The buyers were fascinatingly unpredictable. People wanted to buy Marty’s bus, our display tables, including this tool cart. Dustin’s grandmother’s tchotchkes sold well. What we called Dustin’s “tostadas” sold late in the day. Just a few people noticed these were made of a unique, very lightweight, sculptural concrete formulation, but those that did notice were intensely interested. Same thing with Reuben’s smelt pots, which are sculptural, fused-glass byproducts of molten industrial processes. Those whose eye they caught immediately recognized their complex provenance. Watching objects work their magic on people was the best part of the day. Dustin’s “ficus tree root with superimposed grapevine” sculpture found its adoring owner late in the day too.

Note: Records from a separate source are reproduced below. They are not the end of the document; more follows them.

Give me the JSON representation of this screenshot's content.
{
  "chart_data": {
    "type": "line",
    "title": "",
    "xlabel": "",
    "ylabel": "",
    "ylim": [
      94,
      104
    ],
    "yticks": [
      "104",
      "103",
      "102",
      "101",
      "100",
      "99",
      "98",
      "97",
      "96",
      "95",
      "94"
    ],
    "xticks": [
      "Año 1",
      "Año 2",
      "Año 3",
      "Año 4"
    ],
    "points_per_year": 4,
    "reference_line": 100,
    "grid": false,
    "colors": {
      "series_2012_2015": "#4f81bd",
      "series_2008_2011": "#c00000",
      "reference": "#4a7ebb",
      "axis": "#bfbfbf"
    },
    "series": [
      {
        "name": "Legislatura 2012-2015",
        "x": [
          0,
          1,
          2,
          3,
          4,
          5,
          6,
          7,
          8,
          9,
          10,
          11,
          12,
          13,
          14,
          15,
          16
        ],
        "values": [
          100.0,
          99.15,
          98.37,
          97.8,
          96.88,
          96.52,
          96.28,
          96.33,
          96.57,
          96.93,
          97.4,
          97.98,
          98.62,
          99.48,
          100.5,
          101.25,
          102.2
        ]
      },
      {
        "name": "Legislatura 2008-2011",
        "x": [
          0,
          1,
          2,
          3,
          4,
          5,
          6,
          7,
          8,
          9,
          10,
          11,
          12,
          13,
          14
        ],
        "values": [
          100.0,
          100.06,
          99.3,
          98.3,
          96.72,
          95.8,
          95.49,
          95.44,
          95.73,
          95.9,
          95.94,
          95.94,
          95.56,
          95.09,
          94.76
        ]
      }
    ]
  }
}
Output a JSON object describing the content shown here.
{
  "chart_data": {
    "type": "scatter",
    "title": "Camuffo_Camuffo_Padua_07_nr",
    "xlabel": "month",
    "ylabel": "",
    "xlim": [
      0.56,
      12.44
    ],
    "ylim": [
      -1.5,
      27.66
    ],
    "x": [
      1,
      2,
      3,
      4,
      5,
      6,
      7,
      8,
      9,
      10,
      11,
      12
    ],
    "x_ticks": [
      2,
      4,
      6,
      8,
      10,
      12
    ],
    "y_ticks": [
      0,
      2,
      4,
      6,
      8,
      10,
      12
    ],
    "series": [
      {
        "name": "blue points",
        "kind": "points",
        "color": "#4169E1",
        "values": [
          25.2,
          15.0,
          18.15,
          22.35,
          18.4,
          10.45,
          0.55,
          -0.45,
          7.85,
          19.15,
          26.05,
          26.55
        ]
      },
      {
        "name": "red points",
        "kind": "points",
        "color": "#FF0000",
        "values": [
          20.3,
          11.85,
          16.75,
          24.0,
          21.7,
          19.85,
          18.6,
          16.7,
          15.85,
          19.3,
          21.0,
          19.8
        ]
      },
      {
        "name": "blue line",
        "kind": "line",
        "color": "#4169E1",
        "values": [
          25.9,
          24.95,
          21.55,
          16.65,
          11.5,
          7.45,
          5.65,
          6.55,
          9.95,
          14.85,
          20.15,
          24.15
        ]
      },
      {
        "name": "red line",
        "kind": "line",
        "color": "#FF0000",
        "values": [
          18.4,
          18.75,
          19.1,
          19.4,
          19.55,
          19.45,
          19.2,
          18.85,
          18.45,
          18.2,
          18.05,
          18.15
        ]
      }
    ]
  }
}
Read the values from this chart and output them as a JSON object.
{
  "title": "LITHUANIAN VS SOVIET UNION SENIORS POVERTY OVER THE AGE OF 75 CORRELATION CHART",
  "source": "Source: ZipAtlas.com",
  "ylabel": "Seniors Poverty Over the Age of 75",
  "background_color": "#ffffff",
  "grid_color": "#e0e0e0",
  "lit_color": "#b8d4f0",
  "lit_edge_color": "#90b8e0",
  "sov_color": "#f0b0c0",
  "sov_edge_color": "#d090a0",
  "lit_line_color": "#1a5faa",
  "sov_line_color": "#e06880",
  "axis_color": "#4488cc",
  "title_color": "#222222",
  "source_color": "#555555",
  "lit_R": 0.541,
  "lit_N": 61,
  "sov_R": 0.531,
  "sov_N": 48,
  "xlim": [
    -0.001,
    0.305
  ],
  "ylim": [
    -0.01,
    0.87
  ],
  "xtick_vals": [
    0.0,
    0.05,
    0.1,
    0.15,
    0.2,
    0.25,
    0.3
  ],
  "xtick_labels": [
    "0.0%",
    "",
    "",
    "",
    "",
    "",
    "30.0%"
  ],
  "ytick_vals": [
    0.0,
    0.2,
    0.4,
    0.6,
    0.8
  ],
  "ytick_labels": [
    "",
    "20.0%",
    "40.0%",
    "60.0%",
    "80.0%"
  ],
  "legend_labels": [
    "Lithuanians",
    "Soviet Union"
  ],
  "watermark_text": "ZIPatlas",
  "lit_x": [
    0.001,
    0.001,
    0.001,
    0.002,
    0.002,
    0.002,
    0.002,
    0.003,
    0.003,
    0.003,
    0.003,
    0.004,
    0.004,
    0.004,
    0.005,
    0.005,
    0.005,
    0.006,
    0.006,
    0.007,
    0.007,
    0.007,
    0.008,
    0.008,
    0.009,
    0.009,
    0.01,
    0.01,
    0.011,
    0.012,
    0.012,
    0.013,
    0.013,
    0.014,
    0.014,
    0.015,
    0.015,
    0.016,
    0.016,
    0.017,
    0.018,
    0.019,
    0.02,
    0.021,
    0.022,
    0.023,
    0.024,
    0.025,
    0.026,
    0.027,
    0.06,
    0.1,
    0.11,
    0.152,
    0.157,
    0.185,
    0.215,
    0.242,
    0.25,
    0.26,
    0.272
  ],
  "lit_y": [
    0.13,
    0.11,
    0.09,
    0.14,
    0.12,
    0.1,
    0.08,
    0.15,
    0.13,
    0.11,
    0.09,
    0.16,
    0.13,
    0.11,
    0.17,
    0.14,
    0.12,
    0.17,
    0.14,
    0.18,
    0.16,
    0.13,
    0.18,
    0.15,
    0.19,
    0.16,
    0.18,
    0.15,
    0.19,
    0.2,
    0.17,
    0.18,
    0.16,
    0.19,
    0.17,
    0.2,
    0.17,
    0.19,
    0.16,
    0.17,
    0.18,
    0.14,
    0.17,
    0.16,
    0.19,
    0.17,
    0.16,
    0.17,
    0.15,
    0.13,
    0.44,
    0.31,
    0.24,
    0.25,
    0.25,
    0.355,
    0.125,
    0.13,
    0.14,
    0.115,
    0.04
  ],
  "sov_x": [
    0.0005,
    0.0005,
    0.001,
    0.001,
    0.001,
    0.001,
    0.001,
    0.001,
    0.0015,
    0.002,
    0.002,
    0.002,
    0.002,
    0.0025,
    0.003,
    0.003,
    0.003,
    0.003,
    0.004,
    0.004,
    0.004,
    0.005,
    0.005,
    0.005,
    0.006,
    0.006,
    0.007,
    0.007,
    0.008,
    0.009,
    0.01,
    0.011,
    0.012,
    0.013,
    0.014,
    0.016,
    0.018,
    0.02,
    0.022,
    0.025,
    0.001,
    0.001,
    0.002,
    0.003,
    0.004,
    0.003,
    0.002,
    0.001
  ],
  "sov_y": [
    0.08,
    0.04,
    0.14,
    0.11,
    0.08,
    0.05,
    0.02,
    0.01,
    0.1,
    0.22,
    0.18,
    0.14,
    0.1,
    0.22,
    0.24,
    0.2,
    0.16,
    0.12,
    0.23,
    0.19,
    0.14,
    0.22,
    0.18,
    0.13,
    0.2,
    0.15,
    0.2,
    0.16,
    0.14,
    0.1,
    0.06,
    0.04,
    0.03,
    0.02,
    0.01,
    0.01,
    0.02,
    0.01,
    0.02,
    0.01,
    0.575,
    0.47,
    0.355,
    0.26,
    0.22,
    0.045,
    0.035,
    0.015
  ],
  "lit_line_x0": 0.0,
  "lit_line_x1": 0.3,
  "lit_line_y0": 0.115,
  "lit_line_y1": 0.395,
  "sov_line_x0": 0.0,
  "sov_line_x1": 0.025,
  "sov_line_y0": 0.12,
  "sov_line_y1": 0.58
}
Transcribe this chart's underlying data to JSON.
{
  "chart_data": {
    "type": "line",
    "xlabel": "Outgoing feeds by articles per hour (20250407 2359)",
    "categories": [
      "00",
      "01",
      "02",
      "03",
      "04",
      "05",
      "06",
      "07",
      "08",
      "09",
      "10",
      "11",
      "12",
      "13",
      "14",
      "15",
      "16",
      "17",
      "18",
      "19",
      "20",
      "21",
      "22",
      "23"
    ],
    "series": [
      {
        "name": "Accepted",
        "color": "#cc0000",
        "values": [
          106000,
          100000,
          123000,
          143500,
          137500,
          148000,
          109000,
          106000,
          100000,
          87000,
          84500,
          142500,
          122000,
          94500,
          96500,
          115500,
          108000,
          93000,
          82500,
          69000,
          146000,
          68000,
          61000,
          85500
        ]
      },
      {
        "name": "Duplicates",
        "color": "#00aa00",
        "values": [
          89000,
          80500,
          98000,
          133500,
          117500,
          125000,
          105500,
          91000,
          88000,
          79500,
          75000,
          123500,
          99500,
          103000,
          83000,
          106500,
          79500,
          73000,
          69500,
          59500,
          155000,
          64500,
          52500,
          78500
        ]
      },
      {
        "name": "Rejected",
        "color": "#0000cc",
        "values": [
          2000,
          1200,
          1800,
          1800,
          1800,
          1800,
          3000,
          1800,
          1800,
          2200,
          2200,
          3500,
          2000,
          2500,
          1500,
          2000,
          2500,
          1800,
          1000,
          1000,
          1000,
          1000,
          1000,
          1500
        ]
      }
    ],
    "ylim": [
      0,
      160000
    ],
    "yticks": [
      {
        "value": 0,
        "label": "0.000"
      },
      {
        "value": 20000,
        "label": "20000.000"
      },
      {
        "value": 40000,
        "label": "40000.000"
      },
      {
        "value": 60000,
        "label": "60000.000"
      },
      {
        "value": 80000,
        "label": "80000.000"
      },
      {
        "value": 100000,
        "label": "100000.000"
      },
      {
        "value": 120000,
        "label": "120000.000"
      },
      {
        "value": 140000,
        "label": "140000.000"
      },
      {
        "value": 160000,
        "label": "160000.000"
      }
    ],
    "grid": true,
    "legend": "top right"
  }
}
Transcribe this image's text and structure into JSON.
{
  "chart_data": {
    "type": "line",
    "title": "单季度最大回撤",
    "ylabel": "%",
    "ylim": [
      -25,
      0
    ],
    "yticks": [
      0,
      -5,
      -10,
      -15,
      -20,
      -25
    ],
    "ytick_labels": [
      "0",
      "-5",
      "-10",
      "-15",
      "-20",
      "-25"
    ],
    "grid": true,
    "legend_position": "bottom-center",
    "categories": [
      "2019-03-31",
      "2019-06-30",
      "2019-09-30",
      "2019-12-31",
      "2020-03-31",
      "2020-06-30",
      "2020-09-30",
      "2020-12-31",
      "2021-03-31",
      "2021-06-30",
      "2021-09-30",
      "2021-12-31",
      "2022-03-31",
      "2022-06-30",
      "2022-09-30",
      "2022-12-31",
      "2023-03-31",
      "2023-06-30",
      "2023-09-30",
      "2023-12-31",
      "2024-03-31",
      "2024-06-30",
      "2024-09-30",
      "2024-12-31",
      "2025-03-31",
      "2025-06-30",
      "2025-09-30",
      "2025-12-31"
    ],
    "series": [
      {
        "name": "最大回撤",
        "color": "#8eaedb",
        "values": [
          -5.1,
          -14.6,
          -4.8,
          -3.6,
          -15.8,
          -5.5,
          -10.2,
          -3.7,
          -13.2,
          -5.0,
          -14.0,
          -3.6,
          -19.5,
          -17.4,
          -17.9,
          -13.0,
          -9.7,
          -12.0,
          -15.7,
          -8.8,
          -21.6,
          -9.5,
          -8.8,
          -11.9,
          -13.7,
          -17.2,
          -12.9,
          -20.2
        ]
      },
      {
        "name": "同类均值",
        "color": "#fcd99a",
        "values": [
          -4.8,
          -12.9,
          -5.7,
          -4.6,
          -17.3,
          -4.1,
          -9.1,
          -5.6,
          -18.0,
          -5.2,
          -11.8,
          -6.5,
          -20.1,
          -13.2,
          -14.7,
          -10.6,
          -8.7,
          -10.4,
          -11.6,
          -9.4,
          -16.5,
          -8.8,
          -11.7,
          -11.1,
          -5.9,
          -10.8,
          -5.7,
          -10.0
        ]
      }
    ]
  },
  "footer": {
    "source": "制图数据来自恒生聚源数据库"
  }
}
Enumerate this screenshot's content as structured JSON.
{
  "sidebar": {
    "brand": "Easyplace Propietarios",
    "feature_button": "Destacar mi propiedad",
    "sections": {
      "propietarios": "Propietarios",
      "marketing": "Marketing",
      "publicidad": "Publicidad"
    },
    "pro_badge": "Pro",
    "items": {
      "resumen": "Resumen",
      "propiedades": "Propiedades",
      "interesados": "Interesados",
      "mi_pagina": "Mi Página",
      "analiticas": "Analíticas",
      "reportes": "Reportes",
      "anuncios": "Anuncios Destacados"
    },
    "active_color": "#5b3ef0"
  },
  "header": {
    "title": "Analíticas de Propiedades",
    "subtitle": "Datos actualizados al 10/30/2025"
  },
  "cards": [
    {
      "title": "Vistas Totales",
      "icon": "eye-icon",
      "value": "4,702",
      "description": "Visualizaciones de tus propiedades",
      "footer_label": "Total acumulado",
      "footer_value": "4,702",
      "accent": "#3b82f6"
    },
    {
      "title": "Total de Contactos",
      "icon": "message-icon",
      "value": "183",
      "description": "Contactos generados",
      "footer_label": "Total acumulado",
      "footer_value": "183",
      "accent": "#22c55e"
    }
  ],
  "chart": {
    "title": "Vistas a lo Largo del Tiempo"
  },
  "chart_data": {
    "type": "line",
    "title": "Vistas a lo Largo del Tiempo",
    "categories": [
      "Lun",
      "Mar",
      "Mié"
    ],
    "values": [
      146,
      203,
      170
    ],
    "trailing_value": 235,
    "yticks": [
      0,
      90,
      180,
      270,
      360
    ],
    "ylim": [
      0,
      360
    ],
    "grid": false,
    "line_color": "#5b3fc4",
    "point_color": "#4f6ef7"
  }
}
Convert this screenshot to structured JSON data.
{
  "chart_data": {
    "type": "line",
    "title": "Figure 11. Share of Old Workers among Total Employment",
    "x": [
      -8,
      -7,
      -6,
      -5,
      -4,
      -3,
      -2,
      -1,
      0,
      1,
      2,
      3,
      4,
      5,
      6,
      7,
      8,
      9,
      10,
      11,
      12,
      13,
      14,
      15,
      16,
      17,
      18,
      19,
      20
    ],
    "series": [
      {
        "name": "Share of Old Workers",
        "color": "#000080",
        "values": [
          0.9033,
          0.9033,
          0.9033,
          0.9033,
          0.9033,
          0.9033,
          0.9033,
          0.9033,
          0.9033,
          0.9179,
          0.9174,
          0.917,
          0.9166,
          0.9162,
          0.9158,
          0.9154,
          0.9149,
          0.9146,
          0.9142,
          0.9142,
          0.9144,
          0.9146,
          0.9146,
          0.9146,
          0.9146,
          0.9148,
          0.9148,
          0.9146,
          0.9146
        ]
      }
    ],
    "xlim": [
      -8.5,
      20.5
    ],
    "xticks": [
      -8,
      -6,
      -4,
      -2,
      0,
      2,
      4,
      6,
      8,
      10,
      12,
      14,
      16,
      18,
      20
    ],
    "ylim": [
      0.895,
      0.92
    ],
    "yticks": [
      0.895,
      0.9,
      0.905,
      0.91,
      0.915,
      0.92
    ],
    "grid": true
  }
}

I was secretly hoping Reuben’s conical, heavy lanterns wouldn’t sell, so I’d be forced to make a decision on them, but sell they did.
Dustin was fiendishly delighted when the glass vase he found abandoned in his alley went to an appreciative buyer.
By 4 o’clock we were home, and it was all unpacked. We were entrusted temporarily with Reuben’s stuff, which was all carefully put away — after I had a good play with it.
Would we do it again? We’re thinking maybe February, if there’s any spaces still available. Was the money good? I thought so, although Reuben thought this flea’s attendance wasn’t the best he’s seen. We were prepared to accommodate big transactions with Square, and it did come in handy. Some people wanted bags to carry off their purchases, and we had none, but we did have a wagon that we loaned out all day to carry off the heavier items, which was always faithfully returned. Was the explicitly garden-related stuff a hit? Not really. The only one to even give the garden books and magazines a glance was Kris, who wrote about her adventure here. (Such a treat to meet you and your friends, Kris.)